LE VOCI – Filippini: “Giusto affidare la panchina a Inzaghi e andare in ritiro”

LE VOCI – Filippini: “Giusto affidare la panchina a Inzaghi e andare in ritiro”

“La stagione negativa è dipesa anche dai pochi gol dei giocatori. Non si capisce come possa essere accaduta una cosa del genere visto che l’anno scorso si segnava molto”

ROMA – Intervenuto sulle frequenze di Lazio Stye Radio, l’ex biancoceleste Emanuele Filippini ha parlato del momento in casa Lazio, soffermandosi sull’esonero di Pioli e sulla decisione di affidare la panchina a Simone Inzaghi: “Purtroppo è un’annata negativa con tanti bassi come il derby perso domenica.Dispiace per Pioli ma in certe situazioni bisogna prendere determinate decisioni. Mi dispiace per lui perché lo scorso anno meritava anche la ‘Panchina d’oro’.Non so perché le cose non sono andate bene quest’anno, la squadra ha giocato delle partite benissimo e altre molte male. Forse, il fatto di giocare in Europa League e non avere una rosa a disposizione ampia ha influito”.

INZAGHI DECISIONE GIUSTA –  “Inzaghi ha fatto bene con la Primavera, merita questa possibilità. Se farà da traghettatore? Ha sette giornate per confermare questa chance che gli hanno dato. Inoltre, essere visto come un traghettatore può essere uno stimolo in più anche per la squadra. E’ chiaro che i giocatori dovranno dare tanto visto che la responsabilità sarà più loro che di Inzaghi. La società ha fatto molto bene a scegliere lui. Chi meglio di lui conosce così bene l’ambiente? Non sarà facile ma gli faccio un grosso in bocca al lupo. Spero gli vada tutto bene. Il vantaggio è che già conosce i giocatori. Da giocatore era un bravissimo ragazzo, anche simpatico! In quell’anno insieme (nella stagione 2004/2005 hanno giocato insieme, ndr) ha avuto parecchi acciacchi alla schiena e non ha giocato molto. Non avrei mai pensato potesse fare l’allenatore, invece in questi anni ha dimostrato che lo può fare alla grande. Da giocatore ha fatto una grande carriera, ma da allenatore è diverso. Sono sicuro che possa fare grandi cose”.
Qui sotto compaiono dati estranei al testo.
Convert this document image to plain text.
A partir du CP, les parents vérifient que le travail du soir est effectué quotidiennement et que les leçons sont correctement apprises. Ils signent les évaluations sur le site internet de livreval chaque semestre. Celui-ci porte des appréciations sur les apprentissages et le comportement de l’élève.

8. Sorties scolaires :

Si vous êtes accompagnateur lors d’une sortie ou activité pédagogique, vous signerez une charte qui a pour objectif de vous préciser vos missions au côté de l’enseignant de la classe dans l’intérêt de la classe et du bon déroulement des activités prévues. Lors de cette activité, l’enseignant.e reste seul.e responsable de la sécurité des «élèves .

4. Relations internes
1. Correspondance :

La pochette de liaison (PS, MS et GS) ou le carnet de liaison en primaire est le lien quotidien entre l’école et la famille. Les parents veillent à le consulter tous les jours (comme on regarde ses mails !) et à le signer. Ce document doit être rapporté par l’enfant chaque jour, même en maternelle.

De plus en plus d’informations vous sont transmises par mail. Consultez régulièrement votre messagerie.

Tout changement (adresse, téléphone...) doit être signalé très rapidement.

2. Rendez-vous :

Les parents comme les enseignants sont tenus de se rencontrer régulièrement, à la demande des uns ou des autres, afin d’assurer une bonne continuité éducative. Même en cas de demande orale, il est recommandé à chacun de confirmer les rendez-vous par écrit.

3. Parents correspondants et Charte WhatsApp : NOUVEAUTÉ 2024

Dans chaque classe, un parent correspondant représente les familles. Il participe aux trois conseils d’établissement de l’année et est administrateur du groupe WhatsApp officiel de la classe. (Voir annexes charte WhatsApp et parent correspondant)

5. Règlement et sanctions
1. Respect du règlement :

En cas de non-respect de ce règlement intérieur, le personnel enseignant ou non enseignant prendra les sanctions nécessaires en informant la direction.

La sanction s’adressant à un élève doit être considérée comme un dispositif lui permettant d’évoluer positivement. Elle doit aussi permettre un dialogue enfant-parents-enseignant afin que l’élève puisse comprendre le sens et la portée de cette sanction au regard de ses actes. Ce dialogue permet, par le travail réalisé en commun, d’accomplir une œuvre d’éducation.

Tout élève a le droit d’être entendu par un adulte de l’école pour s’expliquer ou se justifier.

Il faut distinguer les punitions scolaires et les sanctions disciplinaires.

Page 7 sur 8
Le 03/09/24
EUROPA&TIFOSI– “La stagione negativa è dipesa anche dai pochi gol dei giocatori. Non si capisce come possa essere accaduta una cosa del genere visto che l’anno scorso si segnava molto. I tifosi devono stare vicini alla squadra perché è un momento delicato.Anche se sono arrabbiati, i tifosi della Lazio devono cercare di aiutare l’ambiente a uscire da questa situazione. Mancano 7 partite alla fine, bisognerà fare un gran finale di stagione anche se per l’Europa la vedo dura. Mi dispiace perché se vedi la rosa del Sassuolo non capisci la differenza di punti. Nel calcio sappiamo che le motivazioni però fanno la differenza”.

RITIRO – “Dopo aver perso un derby così serve serenità, la società ha preso la decisione giusta. Andare in ritiro non è una punizione, da ex giocatore l’avrei presa anche io. E’ un ritiro per ricompattare il gruppo, è una forma di rispetto verso i tifosi che vengono allo stadio che pagano il biglietto”.
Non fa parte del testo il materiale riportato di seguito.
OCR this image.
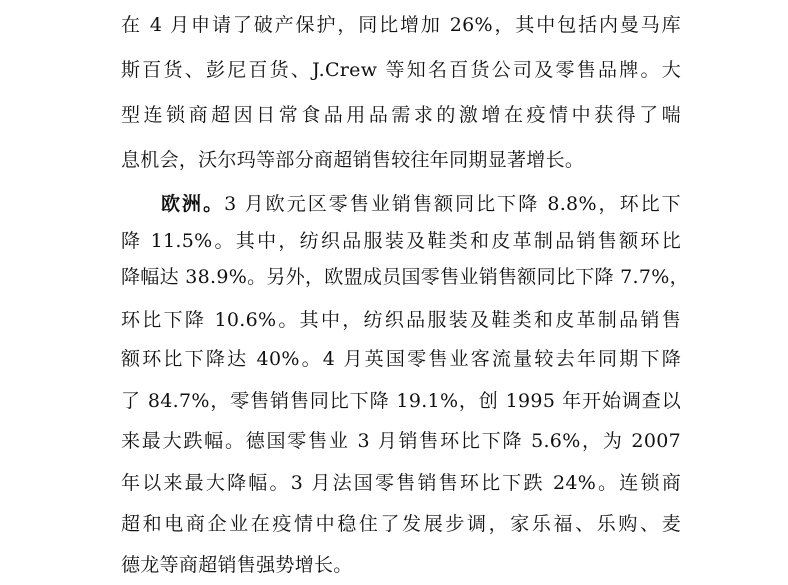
在 4 月申请了破产保护，同比增加 26%，其中包括内曼马库
斯百货、彭尼百货、J.Crew 等知名百货公司及零售品牌。大
型连锁商超因日常食品用品需求的激增在疫情中获得了喘
息机会，沃尔玛等部分商超销售较往年同期显著增长。
欧洲。3 月欧元区零售业销售额同比下降 8.8%，环比下
降 11.5%。其中，纺织品服装及鞋类和皮革制品销售额环比
降幅达 38.9%。另外，欧盟成员国零售业销售额同比下降 7.7%，
环比下降 10.6%。其中，纺织品服装及鞋类和皮革制品销售
额环比下降达 40%。4 月英国零售业客流量较去年同期下降
了 84.7%，零售销售同比下降 19.1%，创 1995 年开始调查以
来最大跌幅。德国零售业 3 月销售环比下降 5.6%，为 2007
年以来最大降幅。3 月法国零售销售环比下跌 24%。连锁商
超和电商企业在疫情中稳住了发展步调，家乐福、乐购、麦
德龙等商超销售强势增长。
GIOVANI&TATTICA – “La situazione è delicata e far giocare i giovani ora non è semplicissimo. Però qualcosina si può rischiare, serve per testare qualche giocatore per il prossimo anno. Anche Inzaghi giocherà con il 4-3-3 come Pioli, lo conosce bene questo modulo. La Lazio è da sempre una squadra propositiva, l’idea di gioco di base è sempre la stessa”.

SUL PALERMO – “Il Palermo può essere una della candidate a retrocedere. Sarà una partita delicata per entrambe, è da tripla. Per il Palermo non sarà facile vincere contro questa Lazio che vorrà fare bene”.